JP: I notice that your name appears neither in Zuk nor in In-Plano[iii] and that it’s only in the next to last issue of Siècle à Mains that you published one of your poems. How do you conceive of the relationship between your own work as a writer and your work as an editor?

CRJ: For me, it’s a natural gesture to write and make known, to publish — the latter term is more accurate, it’s about leaving an active trace — texts that you like. I even consider it as a theoretical gesture, it enables me to make a theoretical statement without theorizing. Indeed, this coherence I’m after in Zuk — however small the magazine — is not the result of chance, it is the product of long reflections about what it means to write, what it means to read: why we need such texts at a particular time, and not at any other time.
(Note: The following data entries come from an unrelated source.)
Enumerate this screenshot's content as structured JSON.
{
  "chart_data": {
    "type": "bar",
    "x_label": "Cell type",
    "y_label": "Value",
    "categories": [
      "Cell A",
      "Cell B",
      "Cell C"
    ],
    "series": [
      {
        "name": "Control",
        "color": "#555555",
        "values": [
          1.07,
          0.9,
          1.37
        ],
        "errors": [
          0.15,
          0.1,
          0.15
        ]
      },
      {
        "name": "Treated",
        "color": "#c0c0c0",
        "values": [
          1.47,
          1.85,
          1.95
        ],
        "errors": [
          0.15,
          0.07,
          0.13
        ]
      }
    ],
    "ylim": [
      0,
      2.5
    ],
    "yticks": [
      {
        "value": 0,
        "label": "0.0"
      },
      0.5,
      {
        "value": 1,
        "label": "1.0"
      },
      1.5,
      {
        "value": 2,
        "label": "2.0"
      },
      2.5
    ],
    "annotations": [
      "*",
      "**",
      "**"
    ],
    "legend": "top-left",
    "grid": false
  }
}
The poetry magazines I publish are aimed at people who write or want to write. They are movements, steps in a direction even if one cannot be sure what will come of them. I feel a poetry magazine ought to hold a sort of incandescence, to live on the edge of implosion, which is the very opposite of the magazine-as-collection, which is useful of course, but too tame. I conceive the poetry magazine as a passion.


from Eric Pesty, Claude Royet-Journoud. Une Bibliographie Tome 1, 1962-2003

excerpted and translated by Abigail Lang


[i] SIÈCLE À MAINS – Magazine and collection published on an irregular basis, founded by Claude Royet-Journoud, co-edited from 1967 with Anne-Marie Albiach, and from 1970, with Michel Couturier ; n°1 - 12, September 1963 - Spring 1970, London and Neuilly-sur-Seine. Number of pages and format vary.

[ii] « A » – Xeroxed magazine edited by Claude Royet-Journoud and Alain Veinstein; n° 1 - 21, 1976 -1978, Paris, 4 pages (covers reproduce Greek schoolchildren’s notebooks), 150 x 205 mm.

[iii] L'IN-PLANO – Xeroxed daily, edited by Claude Royet-Journoud, published Monday through Friday; n° 1 - 80, 15 January - 6 May 1986, 295 x 210 mm, 2 pages. One author per issue and per day.